As for the pharmacy apprenticeship proposal, it is beginning to garner tentative support. ‘Many colleagues didn’t feel that it was the right direction for the profession but let’s hear the ideas,’ says Bristol contractor Ade Williams. ‘There could still be good ideas that can be incorporated into degree models.’
An apprenticeship could widen access to students who find the cost of a degree prohibits them from joining the profession, Ms Mangion adds. However, RPS director for education and professional development Gail Fleming warns that an apprenticeship alone would not reverse the fall in applications and that competition from the expanding number of medical schools will put further pressure on pharmacy schools in the future.
Even if we cannot formally declare a shortage of pharmacists yet, the loss of appetite among students, the unknown effect of Brexit and the trend towards practice-based pharmacy could create a perfect storm. So what can be done to entice more people into the community sector?
A PR boost?
South London contractor and NPA board member Reena Barai says it’s up to community pharmacy itself to counter the pull of shiny new roles in general practice. ‘As an employer, it’s my duty to make the jobs I offer to people more exciting,’ she says.

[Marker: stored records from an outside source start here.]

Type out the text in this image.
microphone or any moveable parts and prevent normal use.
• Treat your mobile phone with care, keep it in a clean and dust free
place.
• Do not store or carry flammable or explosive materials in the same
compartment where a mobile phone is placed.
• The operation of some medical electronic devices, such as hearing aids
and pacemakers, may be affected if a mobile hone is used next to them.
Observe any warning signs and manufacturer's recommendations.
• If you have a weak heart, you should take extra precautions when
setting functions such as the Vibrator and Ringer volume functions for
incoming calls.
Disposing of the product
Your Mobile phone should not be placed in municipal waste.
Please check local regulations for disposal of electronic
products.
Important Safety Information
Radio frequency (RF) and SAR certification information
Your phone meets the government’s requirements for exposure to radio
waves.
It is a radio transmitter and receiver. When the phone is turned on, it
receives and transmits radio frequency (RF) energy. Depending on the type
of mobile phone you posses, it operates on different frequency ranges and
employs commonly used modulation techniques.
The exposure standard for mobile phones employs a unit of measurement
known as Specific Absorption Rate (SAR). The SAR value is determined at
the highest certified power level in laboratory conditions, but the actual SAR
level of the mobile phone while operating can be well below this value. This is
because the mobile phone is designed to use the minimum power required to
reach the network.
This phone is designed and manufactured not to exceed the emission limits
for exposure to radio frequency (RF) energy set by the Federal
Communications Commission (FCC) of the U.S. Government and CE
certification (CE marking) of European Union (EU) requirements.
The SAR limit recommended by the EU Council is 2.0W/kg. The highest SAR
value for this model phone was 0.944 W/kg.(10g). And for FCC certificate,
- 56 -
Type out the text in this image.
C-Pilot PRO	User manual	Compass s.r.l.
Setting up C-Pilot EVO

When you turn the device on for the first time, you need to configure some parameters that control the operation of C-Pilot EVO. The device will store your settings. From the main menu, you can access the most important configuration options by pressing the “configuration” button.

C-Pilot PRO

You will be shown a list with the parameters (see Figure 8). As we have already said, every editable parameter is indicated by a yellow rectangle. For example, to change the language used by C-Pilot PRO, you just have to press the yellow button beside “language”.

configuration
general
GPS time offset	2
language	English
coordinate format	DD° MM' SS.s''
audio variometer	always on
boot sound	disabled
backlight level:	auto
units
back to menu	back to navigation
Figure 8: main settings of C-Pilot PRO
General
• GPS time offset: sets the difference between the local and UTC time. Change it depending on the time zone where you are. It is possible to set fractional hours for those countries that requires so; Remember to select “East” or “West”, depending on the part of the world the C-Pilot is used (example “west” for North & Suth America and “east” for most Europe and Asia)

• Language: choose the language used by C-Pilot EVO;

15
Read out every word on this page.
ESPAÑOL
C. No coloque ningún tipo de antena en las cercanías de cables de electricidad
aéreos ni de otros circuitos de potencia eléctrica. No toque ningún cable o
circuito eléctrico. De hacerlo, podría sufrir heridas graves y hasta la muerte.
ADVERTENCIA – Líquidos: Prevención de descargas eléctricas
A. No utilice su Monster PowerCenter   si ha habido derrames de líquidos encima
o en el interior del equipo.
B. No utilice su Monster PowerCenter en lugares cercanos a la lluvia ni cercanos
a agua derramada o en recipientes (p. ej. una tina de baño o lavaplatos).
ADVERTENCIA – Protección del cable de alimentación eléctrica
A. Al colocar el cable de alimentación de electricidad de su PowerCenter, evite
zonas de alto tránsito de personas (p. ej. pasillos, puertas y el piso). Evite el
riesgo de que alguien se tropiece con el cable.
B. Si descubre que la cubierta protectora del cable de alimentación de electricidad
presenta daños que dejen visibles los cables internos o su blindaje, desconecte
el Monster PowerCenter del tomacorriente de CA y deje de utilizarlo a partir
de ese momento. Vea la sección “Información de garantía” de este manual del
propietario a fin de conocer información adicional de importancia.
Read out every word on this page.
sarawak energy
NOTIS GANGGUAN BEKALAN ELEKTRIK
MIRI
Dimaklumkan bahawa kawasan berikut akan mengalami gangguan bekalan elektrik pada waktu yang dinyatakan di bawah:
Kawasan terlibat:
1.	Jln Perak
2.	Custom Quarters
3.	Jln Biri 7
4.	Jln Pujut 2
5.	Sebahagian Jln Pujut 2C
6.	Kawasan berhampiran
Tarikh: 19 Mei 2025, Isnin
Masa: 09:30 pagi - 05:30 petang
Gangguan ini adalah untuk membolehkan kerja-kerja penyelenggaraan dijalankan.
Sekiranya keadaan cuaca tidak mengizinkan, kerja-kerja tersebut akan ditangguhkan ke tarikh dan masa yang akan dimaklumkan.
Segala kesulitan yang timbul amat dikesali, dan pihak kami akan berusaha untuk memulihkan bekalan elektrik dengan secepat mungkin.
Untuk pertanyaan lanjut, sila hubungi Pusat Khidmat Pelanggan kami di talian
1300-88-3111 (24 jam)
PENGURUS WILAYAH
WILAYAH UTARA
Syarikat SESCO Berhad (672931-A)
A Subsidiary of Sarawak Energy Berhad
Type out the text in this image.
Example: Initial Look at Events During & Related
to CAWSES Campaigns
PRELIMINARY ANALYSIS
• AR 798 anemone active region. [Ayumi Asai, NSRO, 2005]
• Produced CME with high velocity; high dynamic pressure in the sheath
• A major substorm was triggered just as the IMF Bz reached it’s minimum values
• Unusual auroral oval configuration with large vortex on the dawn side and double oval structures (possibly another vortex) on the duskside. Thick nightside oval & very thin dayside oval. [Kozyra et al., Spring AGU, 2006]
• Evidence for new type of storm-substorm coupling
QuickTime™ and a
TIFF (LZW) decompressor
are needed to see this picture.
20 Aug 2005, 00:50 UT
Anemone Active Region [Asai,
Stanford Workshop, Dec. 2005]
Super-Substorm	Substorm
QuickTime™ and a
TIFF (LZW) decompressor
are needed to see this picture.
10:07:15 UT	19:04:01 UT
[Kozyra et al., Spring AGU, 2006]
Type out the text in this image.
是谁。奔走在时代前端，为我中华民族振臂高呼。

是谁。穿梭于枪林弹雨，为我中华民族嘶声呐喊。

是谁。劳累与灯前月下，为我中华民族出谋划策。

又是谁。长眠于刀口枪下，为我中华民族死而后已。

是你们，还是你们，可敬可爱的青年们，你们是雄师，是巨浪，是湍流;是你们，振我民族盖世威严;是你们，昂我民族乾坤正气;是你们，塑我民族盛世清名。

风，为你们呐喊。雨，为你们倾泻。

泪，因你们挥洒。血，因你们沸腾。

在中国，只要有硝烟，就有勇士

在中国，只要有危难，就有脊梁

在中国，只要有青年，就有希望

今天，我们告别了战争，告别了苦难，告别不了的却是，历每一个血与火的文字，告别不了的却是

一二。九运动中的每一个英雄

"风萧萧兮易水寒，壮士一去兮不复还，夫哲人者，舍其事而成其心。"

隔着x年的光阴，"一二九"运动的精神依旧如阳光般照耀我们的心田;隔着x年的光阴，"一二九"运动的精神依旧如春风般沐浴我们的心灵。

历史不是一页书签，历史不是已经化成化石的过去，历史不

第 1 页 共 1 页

Mr Williams agrees that championing the achievements and potential of community pharmacy is crucial. ‘A continuous spate of really discouraging news, such as funding cuts and closures, affects the psyche of those that are in the sector, and stops us attracting the brightest, the most ambitious and the best to come and join us,’ he says.
Even more important is a contract that will empower community pharmacies to deliver innovative, well-funded clinical services and make them a more attractive place to work. Time will tell whether the new contract delivers. ‘These are defining times and the decisions made now will affect community pharmacy for years to come,’ Mr Williams adds.
Everyone is currently deciphering the contract, but in the meantime, the sector must rally its troops to win itself the image boost it needs. A few years ago, we waged war on the funding cuts, but maybe we have been fighting the wrong battle all along.